Working from home, also referred to as telecommuting or teleworking, has become strikingly common in recent years. About 9 million Americans telecommute—and the numbers seem to be increasing by more than 10 percent every year. A complex array of forces seem to be driving this trend, including the widespread use of fax machines, intranets, and other communications technology; the currently low unemployment rate; and a growing awareness of the importance of balance in people’s work and home lives.

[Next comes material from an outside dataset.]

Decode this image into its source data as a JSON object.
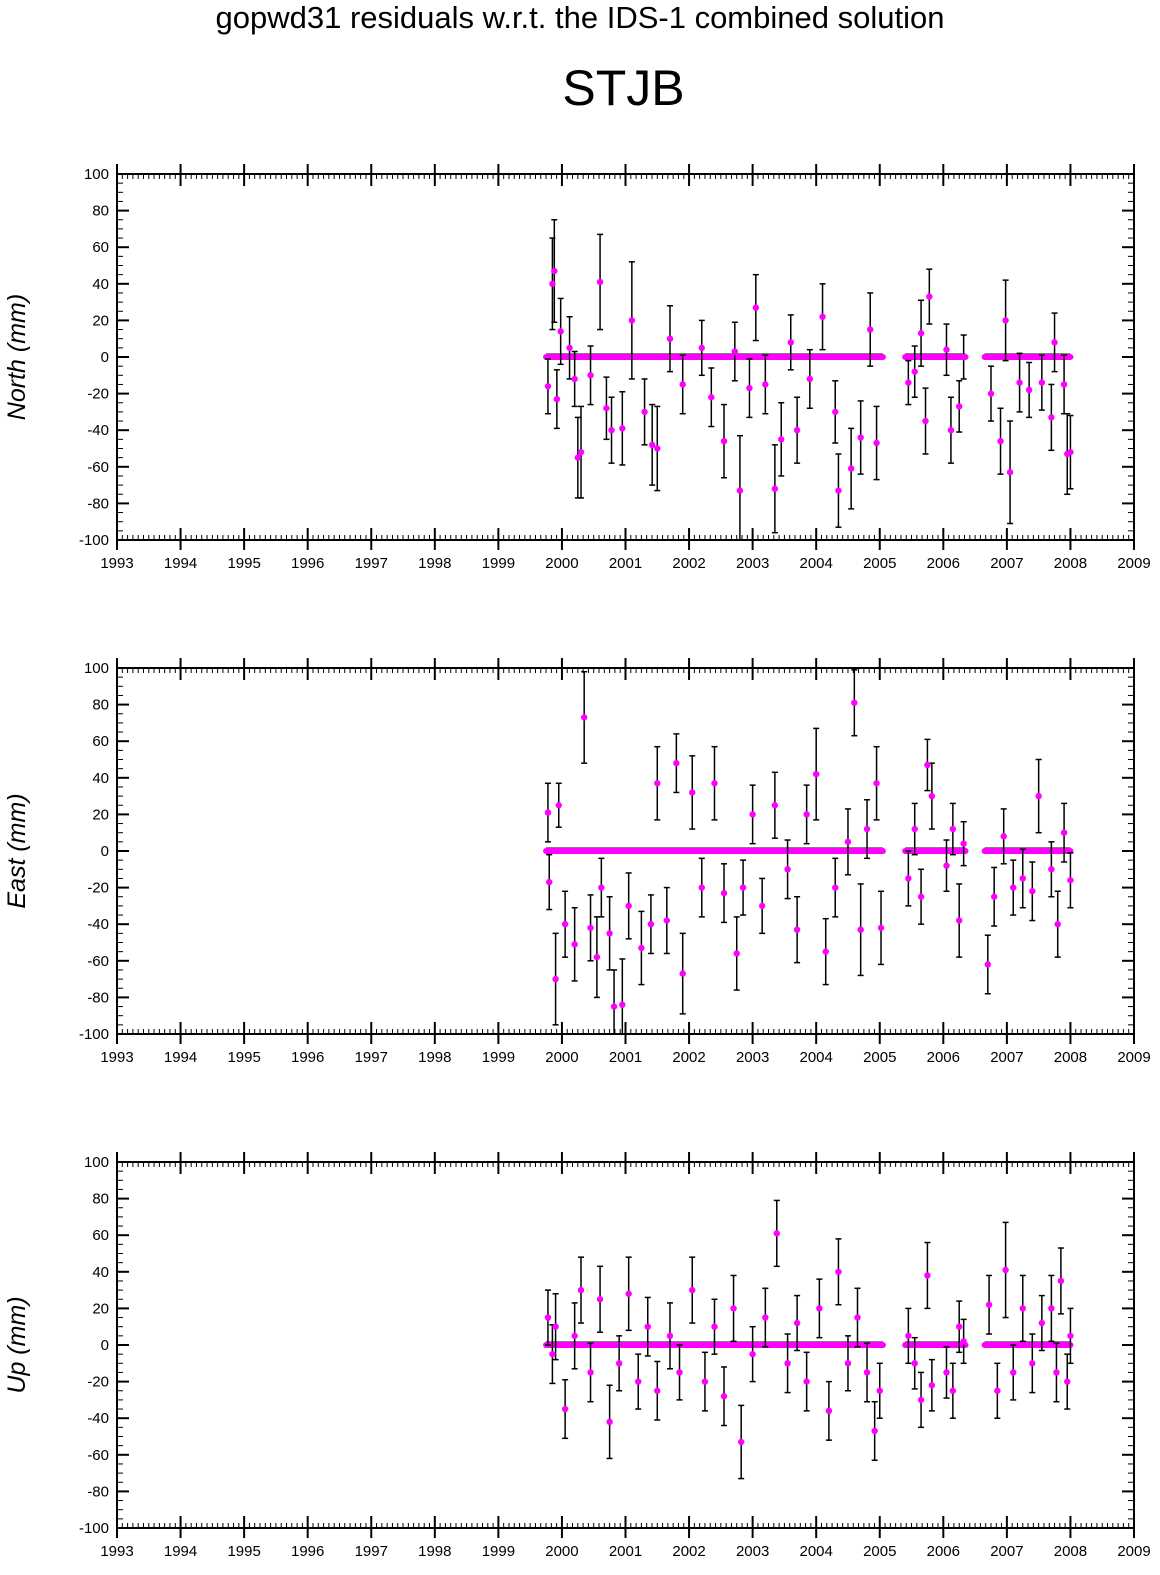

Telecommuting offers benefits for employers and employees alike. For employers struggling to retain high-quality workers in a tight labor market, the policy helps to attract and retain desirable personnel. It can also help trim overhead costs by saving on office space and, for some companies, office equipment. Because it reduces driving time, it demonstrates a company’s commitment to protecting the environment. And finally, it can boost productivity. For employees, the policy offers flexible work hours, a healthier balance between office and home life, and an escape from the rush-hour grind and the distractions of the office.
A Dark Side?
Yet telecommuting also has its down side. Some managers are uncomfortable with what they see as a loss of control over workers. Employees whose jobs don’t lend themselves easily to working from home can also become envious of what they consider a special arrangement made for their home-based colleagues.
For telecommuters themselves, being away from the office can prove isolating and lonely. Many people who work from home also express fears of being left out of important goings-on at the office, and of being skipped over for promotions because the company might view them as less committed to their jobs than their inhouse colleagues.
Telecommuting can also be prohibitively expensive for some employees when companies don’t pay for home office equipment and other work-related expenses. Because many firms expect upper managers and executives to be at the office all the time, those who telecommute tend to come from the nonmanagerial ranks. They make less money than executives do, and if they’re also footing the bill for office equipment and expenses, they may decide that working from home just isn’t affordable.
Perhaps the biggest potential problem for telecommuters is what some call “the teleworkaholic syndrome,” or a tendency to put in more and more hours at home on the job. This often occurs simply because telecommuters—freed from traveling to an office—can work longer hours from home. It can also arise when teleworkers put in more hours to assuage their guilt over colleagues’ envy. Moreover, telecommuters may work longer hours in order to reassure skeptical managers that they really are getting the job done. Finally, the syndrome can become especially prevalent during times of corporate cost-cutting. As one management consultant observed, “With organizational loyalty low and the risk of being downsized high, many workers feel increased pressure to produce, produce, produce, and that is especially true of telecommuters. . . . Because they . . . may view telecommuting as a perk, they feel they have to always do more work in order to justify their situation. That leads to burnout and resentment.”